RaquiGirl wrote:
Don't really know what you meant by that, but if it makes a difference, words and symbols/pictures are my thing, not math, music or patterns. Temple Grandin described autistics as being divided into three types: visual, music/math, verbal logic. I guess I'm verbal logic first, maybe with a bit of visual... but I am horrid at music/math stuff. LOL
Oh, I meant that it shows that there may actually be some kind of modification for age going on if people close to my age can score that much higher than I did.
Also, there are more than three ways to think - Temple Grandin's model is a bit limited. I do fit, though - I'm pretty visual, although with the hyperlexia I tend to be good with words. It just takes work to produce them due to the need for translation and apparently my possibly awful verbal memory.
Apple_in_my_Eye wrote:
I think so. Prior to BO I could write & debug computer code pretty easily, and now I can't really do it at all. And the problem always seemed to be that information was slipping out of my short-term memory (or becoming fuzzy or corrupted) much more than before. And when reading how I forget the parts I've read minutes before, which also makes it seem like it's a verbal short-term memory problem.

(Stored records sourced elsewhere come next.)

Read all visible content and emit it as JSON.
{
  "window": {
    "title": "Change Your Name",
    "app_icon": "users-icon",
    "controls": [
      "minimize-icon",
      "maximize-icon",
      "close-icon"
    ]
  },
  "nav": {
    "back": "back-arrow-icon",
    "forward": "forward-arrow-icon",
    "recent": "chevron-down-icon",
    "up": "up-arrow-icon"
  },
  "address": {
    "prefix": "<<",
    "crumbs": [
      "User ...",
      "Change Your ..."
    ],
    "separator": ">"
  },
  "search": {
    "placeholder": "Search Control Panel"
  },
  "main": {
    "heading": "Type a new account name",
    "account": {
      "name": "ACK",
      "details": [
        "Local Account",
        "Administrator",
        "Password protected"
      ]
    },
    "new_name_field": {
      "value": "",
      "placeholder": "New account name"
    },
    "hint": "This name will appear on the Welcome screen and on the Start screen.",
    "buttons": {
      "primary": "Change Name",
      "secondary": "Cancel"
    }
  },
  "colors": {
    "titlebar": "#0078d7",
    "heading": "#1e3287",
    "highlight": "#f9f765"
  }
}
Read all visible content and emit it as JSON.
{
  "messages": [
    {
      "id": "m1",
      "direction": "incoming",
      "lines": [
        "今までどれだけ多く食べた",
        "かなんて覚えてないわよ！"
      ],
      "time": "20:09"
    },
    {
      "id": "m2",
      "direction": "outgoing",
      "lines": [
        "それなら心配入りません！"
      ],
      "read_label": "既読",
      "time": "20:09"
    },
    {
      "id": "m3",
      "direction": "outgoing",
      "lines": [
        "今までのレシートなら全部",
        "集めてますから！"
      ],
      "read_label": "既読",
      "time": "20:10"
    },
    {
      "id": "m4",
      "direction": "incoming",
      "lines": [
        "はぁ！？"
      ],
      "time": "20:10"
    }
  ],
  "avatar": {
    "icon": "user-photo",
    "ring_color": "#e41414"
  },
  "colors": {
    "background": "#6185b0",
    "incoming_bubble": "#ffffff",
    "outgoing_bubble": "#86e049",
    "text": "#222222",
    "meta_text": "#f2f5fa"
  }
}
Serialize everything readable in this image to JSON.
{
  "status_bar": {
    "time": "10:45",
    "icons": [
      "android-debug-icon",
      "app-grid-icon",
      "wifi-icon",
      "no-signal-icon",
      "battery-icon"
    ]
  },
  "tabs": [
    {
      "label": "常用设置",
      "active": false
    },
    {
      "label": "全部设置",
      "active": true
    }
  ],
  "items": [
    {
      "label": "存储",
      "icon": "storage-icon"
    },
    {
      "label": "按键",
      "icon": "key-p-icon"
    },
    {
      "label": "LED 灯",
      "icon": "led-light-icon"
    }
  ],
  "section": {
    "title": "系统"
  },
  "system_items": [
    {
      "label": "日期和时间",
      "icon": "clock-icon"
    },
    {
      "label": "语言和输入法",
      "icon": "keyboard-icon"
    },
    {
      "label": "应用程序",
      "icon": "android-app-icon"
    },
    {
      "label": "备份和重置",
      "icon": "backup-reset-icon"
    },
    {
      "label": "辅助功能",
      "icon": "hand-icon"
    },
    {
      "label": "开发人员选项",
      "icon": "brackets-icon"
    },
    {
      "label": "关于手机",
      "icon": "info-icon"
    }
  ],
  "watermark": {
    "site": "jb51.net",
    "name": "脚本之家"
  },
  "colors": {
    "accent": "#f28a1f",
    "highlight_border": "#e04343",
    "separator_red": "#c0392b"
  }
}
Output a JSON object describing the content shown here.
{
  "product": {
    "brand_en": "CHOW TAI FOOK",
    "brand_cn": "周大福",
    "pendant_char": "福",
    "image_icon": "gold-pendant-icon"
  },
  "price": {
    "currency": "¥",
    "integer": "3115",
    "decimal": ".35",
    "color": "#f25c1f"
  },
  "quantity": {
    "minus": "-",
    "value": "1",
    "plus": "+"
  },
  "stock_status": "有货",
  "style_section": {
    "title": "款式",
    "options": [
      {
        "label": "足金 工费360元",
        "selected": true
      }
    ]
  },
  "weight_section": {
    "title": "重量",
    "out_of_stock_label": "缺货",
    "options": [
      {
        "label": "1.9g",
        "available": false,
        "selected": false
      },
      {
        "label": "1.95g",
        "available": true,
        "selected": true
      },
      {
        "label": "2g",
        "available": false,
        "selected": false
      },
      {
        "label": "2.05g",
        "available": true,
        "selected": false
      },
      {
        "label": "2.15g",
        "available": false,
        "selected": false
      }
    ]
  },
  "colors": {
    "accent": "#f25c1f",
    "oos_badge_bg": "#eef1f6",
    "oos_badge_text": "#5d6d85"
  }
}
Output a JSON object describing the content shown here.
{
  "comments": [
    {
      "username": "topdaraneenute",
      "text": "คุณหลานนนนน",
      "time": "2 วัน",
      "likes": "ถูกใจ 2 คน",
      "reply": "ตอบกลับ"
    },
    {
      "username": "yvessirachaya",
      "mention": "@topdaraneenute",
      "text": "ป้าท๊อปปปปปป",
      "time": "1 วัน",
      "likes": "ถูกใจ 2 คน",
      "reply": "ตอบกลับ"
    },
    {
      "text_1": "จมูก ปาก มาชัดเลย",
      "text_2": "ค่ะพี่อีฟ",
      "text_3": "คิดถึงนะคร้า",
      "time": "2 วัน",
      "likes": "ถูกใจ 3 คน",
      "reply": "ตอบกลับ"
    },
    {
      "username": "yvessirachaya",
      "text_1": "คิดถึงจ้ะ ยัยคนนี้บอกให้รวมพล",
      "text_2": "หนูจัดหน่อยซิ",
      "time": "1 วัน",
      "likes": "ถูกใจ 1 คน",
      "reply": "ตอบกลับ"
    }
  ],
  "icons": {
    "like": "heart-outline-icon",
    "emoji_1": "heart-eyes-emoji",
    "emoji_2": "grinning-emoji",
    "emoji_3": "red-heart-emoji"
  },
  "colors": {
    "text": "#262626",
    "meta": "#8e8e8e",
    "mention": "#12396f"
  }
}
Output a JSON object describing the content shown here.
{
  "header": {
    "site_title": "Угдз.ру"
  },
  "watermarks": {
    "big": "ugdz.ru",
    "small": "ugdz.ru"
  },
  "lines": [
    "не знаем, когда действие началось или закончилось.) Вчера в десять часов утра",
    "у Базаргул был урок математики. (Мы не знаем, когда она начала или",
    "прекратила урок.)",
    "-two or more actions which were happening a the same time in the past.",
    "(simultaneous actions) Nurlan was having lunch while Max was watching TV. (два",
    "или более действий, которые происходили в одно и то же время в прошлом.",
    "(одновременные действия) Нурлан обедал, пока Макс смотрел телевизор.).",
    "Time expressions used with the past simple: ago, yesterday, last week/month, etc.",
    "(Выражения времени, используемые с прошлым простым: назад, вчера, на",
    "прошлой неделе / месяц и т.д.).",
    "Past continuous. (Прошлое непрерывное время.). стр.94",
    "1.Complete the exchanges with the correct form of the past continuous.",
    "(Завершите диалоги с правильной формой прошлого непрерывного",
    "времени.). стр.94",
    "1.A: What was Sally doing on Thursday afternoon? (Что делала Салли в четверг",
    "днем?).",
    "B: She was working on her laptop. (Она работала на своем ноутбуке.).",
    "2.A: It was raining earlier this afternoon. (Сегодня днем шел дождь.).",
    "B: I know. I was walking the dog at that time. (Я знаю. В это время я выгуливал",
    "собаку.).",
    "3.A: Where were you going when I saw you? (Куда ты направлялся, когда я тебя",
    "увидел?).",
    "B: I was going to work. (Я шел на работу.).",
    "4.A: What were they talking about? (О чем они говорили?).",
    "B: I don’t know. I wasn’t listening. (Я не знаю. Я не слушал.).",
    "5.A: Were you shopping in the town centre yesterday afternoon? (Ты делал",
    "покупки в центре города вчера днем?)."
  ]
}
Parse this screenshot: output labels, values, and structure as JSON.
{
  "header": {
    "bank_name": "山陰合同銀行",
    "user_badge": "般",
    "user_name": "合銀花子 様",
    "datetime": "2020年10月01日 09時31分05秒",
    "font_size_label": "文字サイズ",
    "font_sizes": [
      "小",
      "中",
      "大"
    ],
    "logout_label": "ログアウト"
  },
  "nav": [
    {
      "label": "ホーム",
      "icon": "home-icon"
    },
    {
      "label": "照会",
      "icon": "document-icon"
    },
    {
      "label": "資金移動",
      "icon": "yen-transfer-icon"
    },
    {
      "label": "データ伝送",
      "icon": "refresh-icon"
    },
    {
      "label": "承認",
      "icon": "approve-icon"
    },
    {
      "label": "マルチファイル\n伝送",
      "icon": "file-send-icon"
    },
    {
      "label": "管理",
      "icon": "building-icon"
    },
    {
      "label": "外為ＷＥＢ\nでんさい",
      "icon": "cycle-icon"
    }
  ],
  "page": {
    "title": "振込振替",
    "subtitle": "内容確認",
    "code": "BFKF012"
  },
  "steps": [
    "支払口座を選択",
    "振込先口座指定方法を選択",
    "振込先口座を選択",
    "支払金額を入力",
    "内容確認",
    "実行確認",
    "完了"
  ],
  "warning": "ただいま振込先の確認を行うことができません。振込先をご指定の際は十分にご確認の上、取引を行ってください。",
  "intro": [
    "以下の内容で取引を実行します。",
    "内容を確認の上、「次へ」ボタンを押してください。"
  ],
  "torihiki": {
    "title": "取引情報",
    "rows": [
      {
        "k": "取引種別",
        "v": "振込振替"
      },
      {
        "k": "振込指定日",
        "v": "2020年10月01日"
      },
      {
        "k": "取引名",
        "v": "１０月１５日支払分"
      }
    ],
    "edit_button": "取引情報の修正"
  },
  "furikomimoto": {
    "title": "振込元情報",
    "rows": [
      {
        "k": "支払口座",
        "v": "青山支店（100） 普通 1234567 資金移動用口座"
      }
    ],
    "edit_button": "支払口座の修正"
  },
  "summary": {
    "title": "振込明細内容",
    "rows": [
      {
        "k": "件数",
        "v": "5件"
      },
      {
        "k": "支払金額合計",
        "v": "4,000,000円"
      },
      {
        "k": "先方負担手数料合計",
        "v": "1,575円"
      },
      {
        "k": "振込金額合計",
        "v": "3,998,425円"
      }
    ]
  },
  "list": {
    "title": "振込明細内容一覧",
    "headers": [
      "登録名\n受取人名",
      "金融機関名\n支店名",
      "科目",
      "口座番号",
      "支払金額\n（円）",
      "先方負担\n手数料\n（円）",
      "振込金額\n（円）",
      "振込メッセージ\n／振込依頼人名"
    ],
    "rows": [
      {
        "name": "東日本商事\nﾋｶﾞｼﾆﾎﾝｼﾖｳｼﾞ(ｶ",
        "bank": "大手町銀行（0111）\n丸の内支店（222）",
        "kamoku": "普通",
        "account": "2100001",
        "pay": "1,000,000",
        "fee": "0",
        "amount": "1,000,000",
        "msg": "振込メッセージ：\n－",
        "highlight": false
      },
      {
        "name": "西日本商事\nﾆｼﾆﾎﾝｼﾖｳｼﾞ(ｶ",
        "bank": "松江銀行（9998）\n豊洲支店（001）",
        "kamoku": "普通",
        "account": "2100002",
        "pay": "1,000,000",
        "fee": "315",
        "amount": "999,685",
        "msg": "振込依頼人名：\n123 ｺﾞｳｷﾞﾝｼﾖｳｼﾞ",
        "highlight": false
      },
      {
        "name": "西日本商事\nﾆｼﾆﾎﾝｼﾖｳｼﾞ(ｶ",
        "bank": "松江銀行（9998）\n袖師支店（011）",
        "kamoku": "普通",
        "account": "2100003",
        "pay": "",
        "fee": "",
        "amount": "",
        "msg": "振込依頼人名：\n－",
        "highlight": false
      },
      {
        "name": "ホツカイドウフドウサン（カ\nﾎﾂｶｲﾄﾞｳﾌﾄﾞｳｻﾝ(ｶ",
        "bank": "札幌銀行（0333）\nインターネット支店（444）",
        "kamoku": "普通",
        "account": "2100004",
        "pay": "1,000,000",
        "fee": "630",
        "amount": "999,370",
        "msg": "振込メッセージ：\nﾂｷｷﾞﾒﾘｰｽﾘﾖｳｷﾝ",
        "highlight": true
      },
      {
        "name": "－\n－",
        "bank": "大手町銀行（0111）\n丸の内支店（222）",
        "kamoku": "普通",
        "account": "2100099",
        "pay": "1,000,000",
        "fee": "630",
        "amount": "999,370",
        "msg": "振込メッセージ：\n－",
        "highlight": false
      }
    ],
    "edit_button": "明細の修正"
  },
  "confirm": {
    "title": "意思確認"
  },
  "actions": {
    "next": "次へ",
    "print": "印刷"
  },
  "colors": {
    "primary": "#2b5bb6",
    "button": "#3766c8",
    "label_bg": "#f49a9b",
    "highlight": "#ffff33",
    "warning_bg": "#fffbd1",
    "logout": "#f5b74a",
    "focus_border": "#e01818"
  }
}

(I'd give a lot to know what on Earth burnout is on a physical level. Lately I've been looking up the effects of stress-induced damage to the hippocampus, which does fit in various ways, but with no real research about burnout there's no way to know if that is really what it is or not.)
Interesting.
I know I've had more troubles since 2004ish, a lot more troubles. I felt like I was cognitively less capable of a lot of things, and creative writing became a lot more difficult (although I can still manage it). I find it really difficult to do something like transcribe from recordings or copy from books - I mean to the point that it'll often take me 2-3 attempts to remember a single string of words, and the number of words per string I can remember is fairly low.
I hadn't heard about stress-induced damage to the hippocampus. It does make sense that burnout could reflect neurological damage from pushing too hard. Other organs can get stressed and damaged, after all.